Un laser français développé avec la Nasa étudie la plus importante migration animale du monde… et son impact sur le climat

Développé par le Cnes et la Nasa, le satellite Calipso étudie depuis 2006 les nuages et les aérosols pour mieux comprendre l’évolution du climat. Depuis plusieurs années, il détecte la migration verticale des petits animaux marins, qui récupèrent chaque nuit le carbone à la surface des océans et l’emportent dans les profondeurs.

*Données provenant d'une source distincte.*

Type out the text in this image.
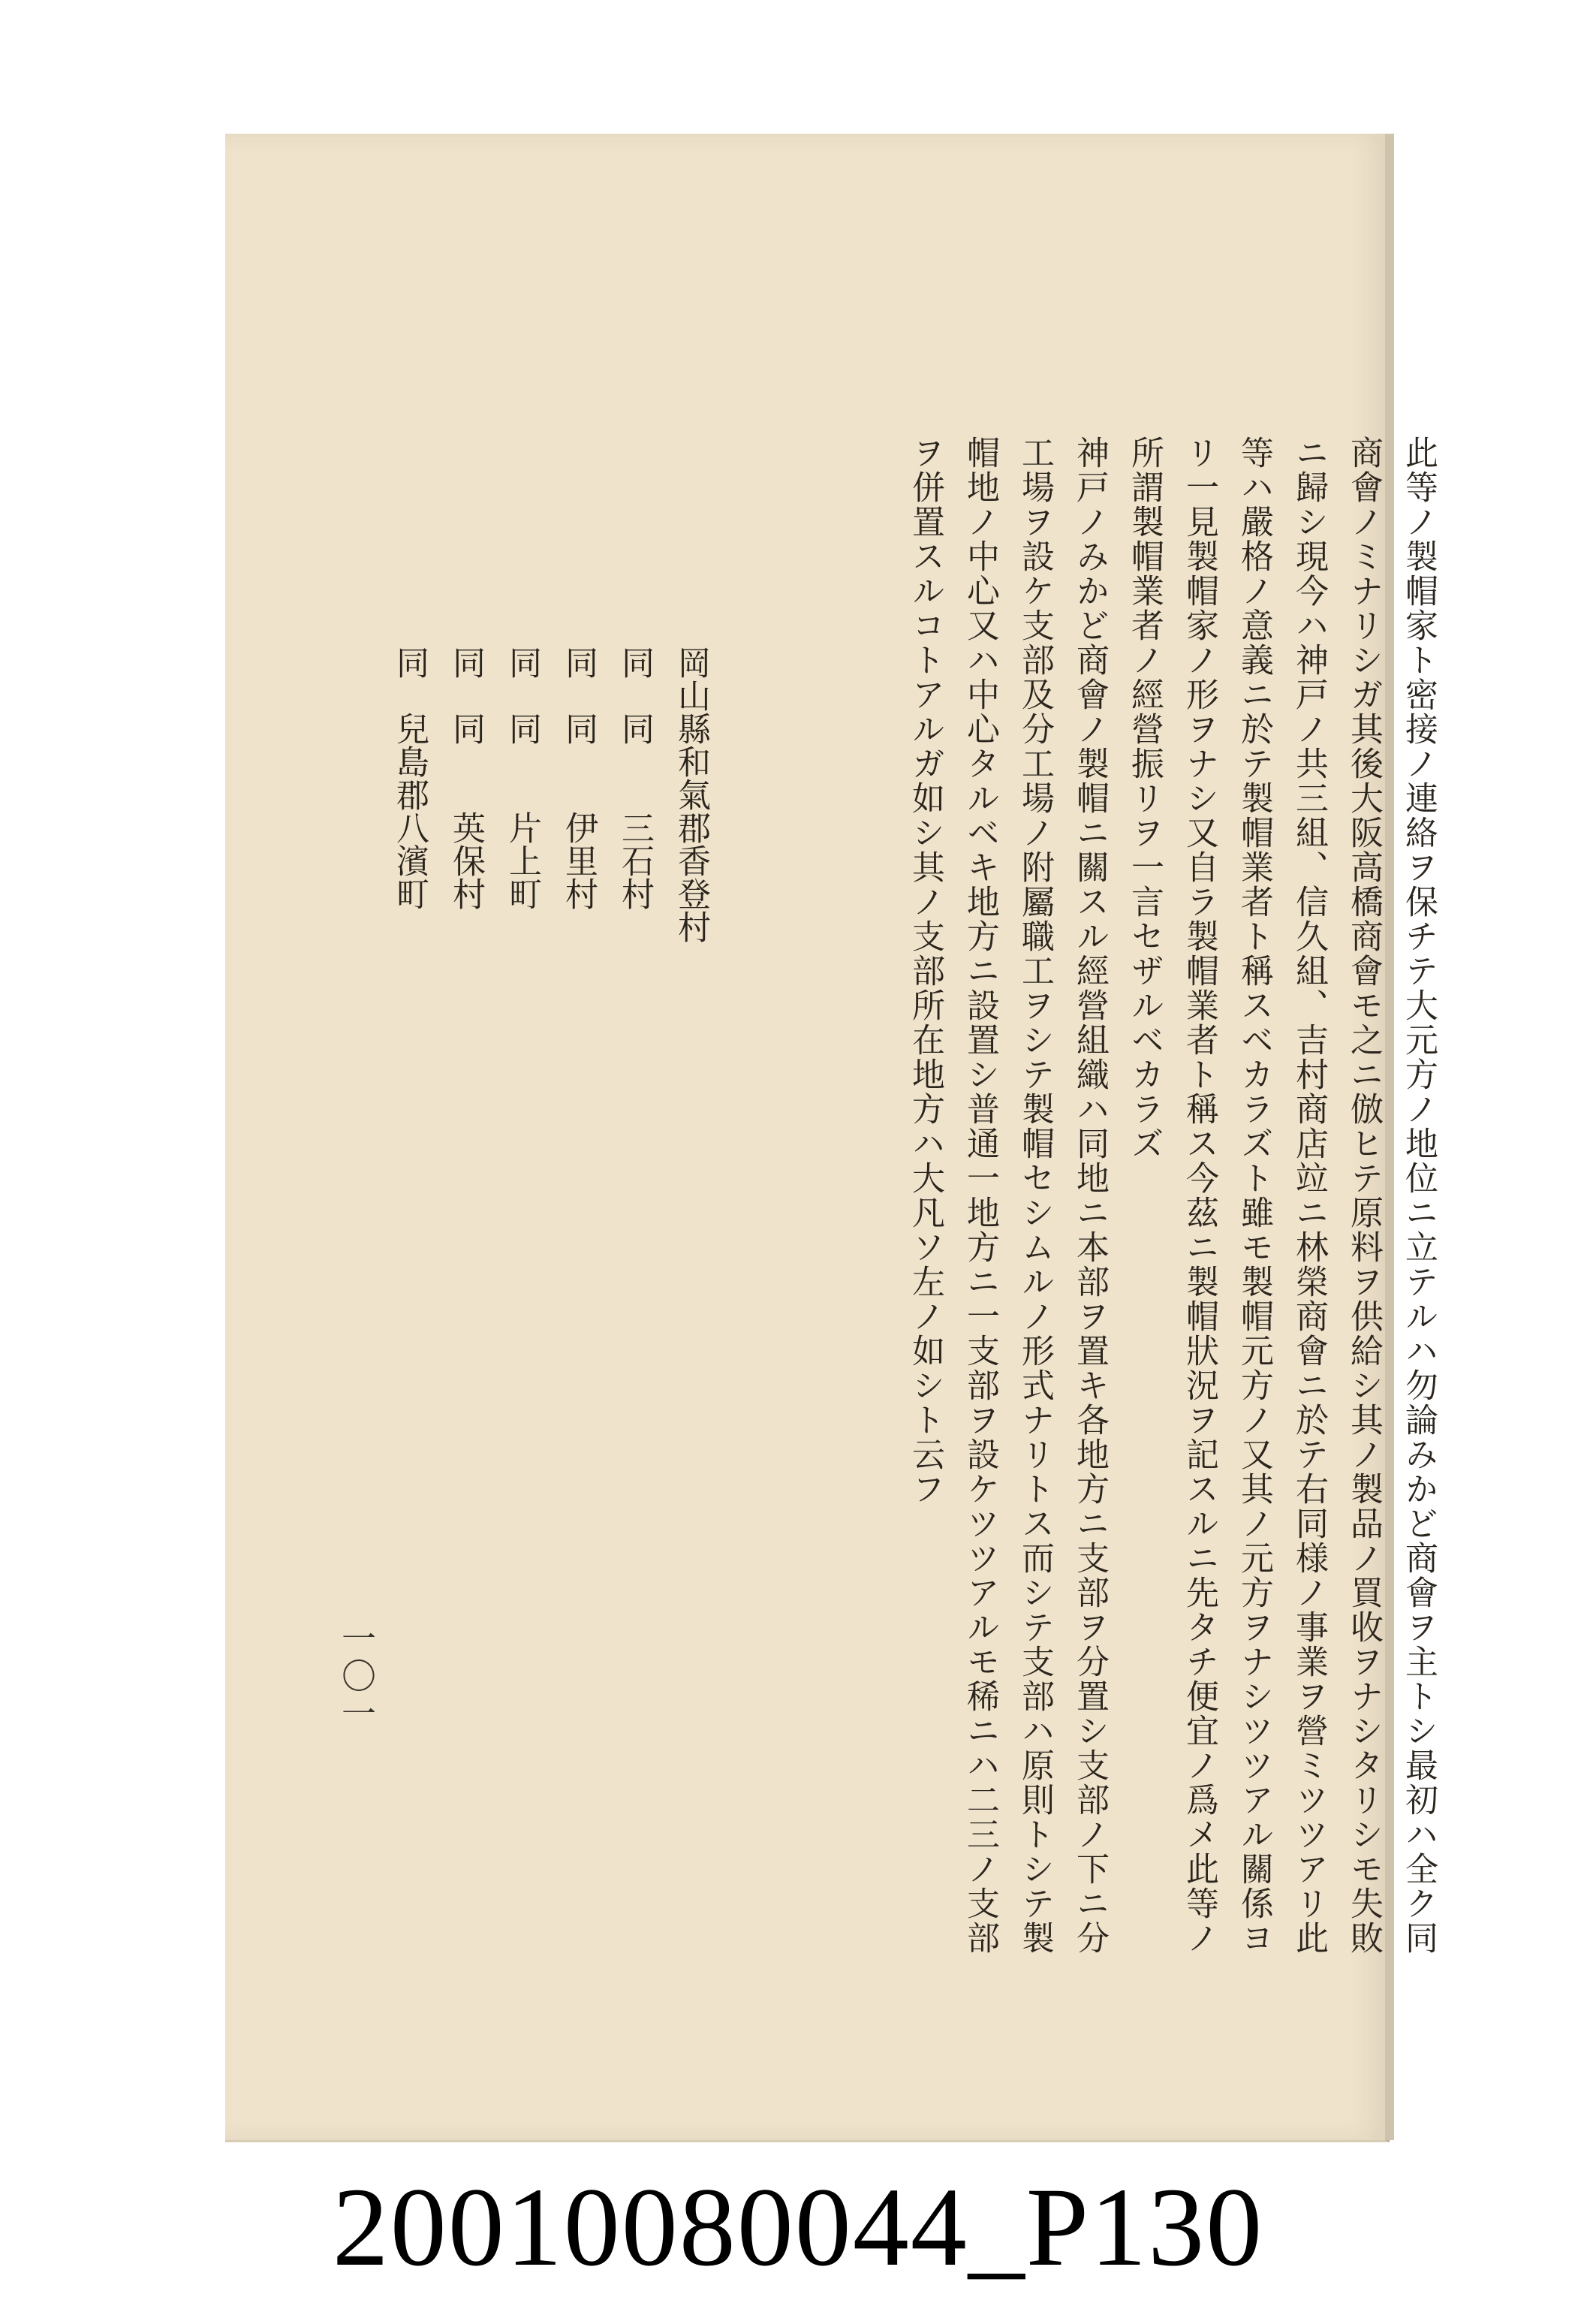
此等ノ製帽家ト密接ノ連絡ヲ保チテ大元方ノ地位ニ立テルハ勿論みかど商會ヲ主トシ最初ハ全ク同

商會ノミナリシガ其後大阪高橋商會モ之ニ倣ヒテ原料ヲ供給シ其ノ製品ノ買收ヲナシタリシモ失敗

ニ歸シ現今ハ神戸ノ共三組、信久組、吉村商店竝ニ林榮商會ニ於テ右同様ノ事業ヲ營ミツツアリ此

等ハ嚴格ノ意義ニ於テ製帽業者ト稱スベカラズト雖モ製帽元方ノ又其ノ元方ヲナシツツアル關係ヨ

リ一見製帽家ノ形ヲナシ又自ラ製帽業者ト稱ス今茲ニ製帽狀況ヲ記スルニ先タチ便宜ノ爲メ此等ノ

所謂製帽業者ノ經營振リヲ一言セザルベカラズ

神戸ノみかど商會ノ製帽ニ關スル經營組織ハ同地ニ本部ヲ置キ各地方ニ支部ヲ分置シ支部ノ下ニ分

工場ヲ設ケ支部及分工場ノ附屬職工ヲシテ製帽セシムルノ形式ナリトス而シテ支部ハ原則トシテ製

帽地ノ中心又ハ中心タルベキ地方ニ設置シ普通一地方ニ一支部ヲ設ケツツアルモ稀ニハ二三ノ支部

ヲ併置スルコトアルガ如シ其ノ支部所在地方ハ大凡ソ左ノ如シト云フ

岡山縣和氣郡香登村

同　同　　三石村

同　同　　伊里村

同　同　　片上町

同　同　　英保村

同　兒島郡八濱町

一〇一
20010080044_P130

Chaque nuit, d’innombrables petites créatures marines remontent des profondeurs de l’océan pour se nourrir près de la surface. Qu’il s’agisse de krills, ces crevettes minuscules, ou encore de calamars, tous participent quotidiennement à ce que la communauté scientifique considère comme la plus vaste migration animale de la planète. Un phénomène récemment observé pour la première fois à l’échelle mondiale grâce à un laser français.

spatiales françaises et américaines (Cnes et Nasa), a été lancé en 2006. Ses instruments permettent d’étudier les impacts radiatifs des nuages et des aérosols, afin de mieux comprendre l’évolution climatique. Une fonction initiale bien éloignée de l’observation de la faune aquatique. La migration a d’ailleurs été aperçue par hasard.

Un laser pour détecter les animaux

« Le laser (de Calipso, ndlr) est suffisamment sensible pour fournir depuis l’espace des mesures océaniques scientifiquement utiles », déclare dans un communiqué Chris Hostetler, scientifique au Langley Research Center de la NASA à Hampton (Virginie) et coauteur de la première étude sur le sujet, publiée fin novembre. Bien qu’il ait été conçu pour mesurer les nuages et les aérosols, le laser peut sonder les 20 premiers mètres de la surface de l’océan. Si un animal migrateur atteint cette zone, il est automatiquement détecté par le système.

Précisément, l’étude se penche sur un phénomène connu sous le nom de « migration verticale » (en anglais Diel Vertical migration, ou DVM), ce déplacement quotidien des créatures marines, qui remontent des grands fonds marins la nuit pour se nourrir du phytoplancton accumulé vers la surface, avant de retourner dans les profondeurs juste avant le lever du soleil.

Le carbone est piégé dans les profondeurs

Cette migration verticale est extrêmement utile pour le climat. Pendant la journée, le phytoplancton océanique photosynthétise et, ce faisant, absorbe d’importantes quantités de dioxyde de carbone. Ingéré par les organismes marins, tout ce gaz part ensuite au fond des océans, avant d’être déféqué. Il est ainsi piégé dans les profondeurs, ce qui l’empêche de remonter dans l’atmosphère. « Grâce au laser, nous avons observé les migrations de ces animaux partout dans le monde, tous les seize jours pendant dix ans », explique dans le même communiqué Mike Behrenfeld, responsable de l’étude et professeur à l’Oregon State University à Corvallis (Oregon).

En se concentrant sur les régions océaniques tropicales et subtropicales, les chercheurs ont constaté que les animaux qui effectuent la migration verticale sont plus nombreux dans les eaux foncées. Celles-ci sont généralement plus riches en nutriments et réduisent la vision des prédateurs, nettement plus avantagés en eau claires.

Durant la période étudiée (2008-2017), les données de Calipso ont également révélé une augmentation de la biomasse animale effectuant la migration verticale dans les eaux subtropicales des océans Pacifique Nord, Pacifique Sud, Atlantique Sud et Indien Sud. Dans les régions tropicales et dans l’Atlantique Nord, la biomasse a diminué. Des modifications probablement liées au changement climatique : la quantité de phytoplancton diminue dans l’Atlantique Nord, alors qu’elle augmente dans le Sud.

Un processus important pour le cycle du carbone terrestre

Ce phénomène migratoire est reconnu comme un mécanisme important du cycle du carbone de la Terre. Grâce à ces nouvelles données, les scientifiques du climat ont pu ajouter les animaux pratiquant la migration verticale à la liste des éléments clés des modèles de prévision climatique. Grâce aux nouvelles données de Calipso, qui permettent de savoir où se trouvent les migrateurs, et comment leur population évolue, les chercheurs vont pouvoir quantifier l’impact de la migration sur l’ensemble du cycle carbonique.

Les données devraient également se révéler utiles pour la pêche. Les migrateurs constituent une source importante de nourriture pour les poissons que nous mangeons. Plus la population des uns est importante, plus celle des autres risque de l’être. Les observations recueillies pourront mieux orienter les pécheurs, afin d’éviter de vider des zones déjà sous-peuplées.